The lone American not to advance was Ryan Stassel. Five of Team USA’s 13 medals at these Games have come in snowboarding so far.
The Czech Republic eliminated the United States men's hockey team from the Olympics with a 3-2 victory in a shootout in the quarterfinals. The Czech Republic will play Team OAR in the semifinals.
Czech goalie Pavel Francouz stopped all five USA shot attempts in the shootout, while Petr Koukal scored the only goal of the shootout.
Ryan Donato scored his fifth goal of the tournament, which is the most of the tournament. His first period goal meant that he surpassed his father, Ted, for career Olympic goals. Jim Slater scored USA’s first short-handed goal of the tournament.
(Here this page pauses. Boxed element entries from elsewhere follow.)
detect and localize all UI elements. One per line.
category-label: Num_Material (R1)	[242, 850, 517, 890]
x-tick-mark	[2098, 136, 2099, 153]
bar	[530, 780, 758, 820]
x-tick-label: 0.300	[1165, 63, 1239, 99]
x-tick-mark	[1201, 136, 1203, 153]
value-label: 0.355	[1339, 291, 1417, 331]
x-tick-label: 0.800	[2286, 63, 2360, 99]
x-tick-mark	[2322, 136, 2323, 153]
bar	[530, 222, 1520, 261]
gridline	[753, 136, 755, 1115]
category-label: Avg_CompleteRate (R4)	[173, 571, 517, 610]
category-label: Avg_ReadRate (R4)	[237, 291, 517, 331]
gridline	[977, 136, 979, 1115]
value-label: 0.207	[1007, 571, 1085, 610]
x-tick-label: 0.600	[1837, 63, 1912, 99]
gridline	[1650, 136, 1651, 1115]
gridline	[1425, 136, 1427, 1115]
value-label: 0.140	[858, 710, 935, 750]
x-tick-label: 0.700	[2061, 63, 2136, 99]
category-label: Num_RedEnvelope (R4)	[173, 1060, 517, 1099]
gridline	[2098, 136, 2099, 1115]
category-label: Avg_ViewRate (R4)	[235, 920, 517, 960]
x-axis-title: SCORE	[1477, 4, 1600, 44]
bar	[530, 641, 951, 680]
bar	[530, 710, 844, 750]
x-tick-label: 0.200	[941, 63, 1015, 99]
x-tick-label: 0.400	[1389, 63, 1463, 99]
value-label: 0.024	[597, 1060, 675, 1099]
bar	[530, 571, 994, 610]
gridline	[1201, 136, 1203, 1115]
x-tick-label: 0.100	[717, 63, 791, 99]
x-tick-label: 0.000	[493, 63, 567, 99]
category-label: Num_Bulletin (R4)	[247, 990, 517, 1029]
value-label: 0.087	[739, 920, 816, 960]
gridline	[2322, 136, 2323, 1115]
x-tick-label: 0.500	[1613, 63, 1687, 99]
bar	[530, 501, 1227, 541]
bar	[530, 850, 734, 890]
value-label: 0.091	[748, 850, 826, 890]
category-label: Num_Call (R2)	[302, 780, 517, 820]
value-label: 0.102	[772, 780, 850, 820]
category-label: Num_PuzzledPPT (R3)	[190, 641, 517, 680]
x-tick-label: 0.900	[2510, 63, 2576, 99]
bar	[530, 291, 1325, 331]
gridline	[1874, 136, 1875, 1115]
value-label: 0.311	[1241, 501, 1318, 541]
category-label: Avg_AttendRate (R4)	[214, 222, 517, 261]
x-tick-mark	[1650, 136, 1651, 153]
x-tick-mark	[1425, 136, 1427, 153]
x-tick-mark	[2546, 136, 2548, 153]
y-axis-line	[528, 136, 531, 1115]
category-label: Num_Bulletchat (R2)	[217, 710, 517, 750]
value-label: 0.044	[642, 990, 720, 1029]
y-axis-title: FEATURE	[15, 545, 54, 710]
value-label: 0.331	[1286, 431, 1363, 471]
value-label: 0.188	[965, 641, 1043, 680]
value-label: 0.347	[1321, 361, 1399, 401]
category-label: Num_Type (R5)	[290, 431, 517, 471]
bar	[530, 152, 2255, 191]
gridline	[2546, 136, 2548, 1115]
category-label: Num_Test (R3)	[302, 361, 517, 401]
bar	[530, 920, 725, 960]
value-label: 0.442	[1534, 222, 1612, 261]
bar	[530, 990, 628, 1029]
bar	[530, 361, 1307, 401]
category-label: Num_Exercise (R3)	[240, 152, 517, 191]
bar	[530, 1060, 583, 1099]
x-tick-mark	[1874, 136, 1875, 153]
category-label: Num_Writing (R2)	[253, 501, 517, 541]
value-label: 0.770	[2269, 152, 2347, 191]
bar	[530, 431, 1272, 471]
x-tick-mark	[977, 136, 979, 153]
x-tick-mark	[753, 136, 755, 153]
Slater, 35, played 10 seasons in the NHL for Atlanta and Winnipeg.
In the other quarterfinal game of the night, OAR defeated Norway in a 6-1 win. After losing its first game of the tournament, OAR has outscored its opponents 18-3 in the three subsequent games. Six different OAR players scored a goal against Norway.
Brady Leman won gold in the unpredictable men’s ski cross. World Cup leader Marc Bischofberger took silver. In his Olympic debut, Olympic Athlete from Russia Sergey Ridzik finished with the bronze.
The 1/8 final races proved to be the most dangerous and unpredictable races of the night. Three skiers were taken off the course in stretchers. First, Frenchman Terence Tchiknavorian broke his tibia.
Next, Christoph Wahrstoetter crashed into the safety fences. He appeared to be unconscious at one point but regained consciousness and was taken to the hospital.
Lastly, three-time Olympian Chris Del Bosco crashed very hard off a jump in the last heat of the 1/8 finals. He was taken to the hospital and is suspected to have a broken pelvis.
Reigning gold medalist Jean Frederic Chapuis got knocked out in the quarterfinals, ensuring a new champion would be named.
In the final, there was an early crash knocking out Ridzik and Canadian Kevin Drury. It was a two-man race between Leman, who came in fourth in Sochi, and Bischofberger. Ultimately, Leman was victorious.
Bronze medal game
Finland beat Team OAR 3-2 in the bronze medal game of the women’s hockey tournament. Forty-four-year-old Riikka Valila became the oldest medalist in Olympic hockey history, men’s or women’s.
Valila isn’t just a symbolic teammate; she played more than 25 minutes in the bronze medal game. She led all Finnish forwards in ice time. She scored four goals in Pyeongchang, the second-most by any player in the tournament.
She wasn’t the only Finnish women making history in the game. Her teammate, goalie Noora Raty, set a record for most Olympic women’s hockey games played by a goalie.
This was Finland’s third bronze medal in Olympic women’s hockey. No other country has had more than one bronze medal in the event. USA and Canada will play in the gold medal match.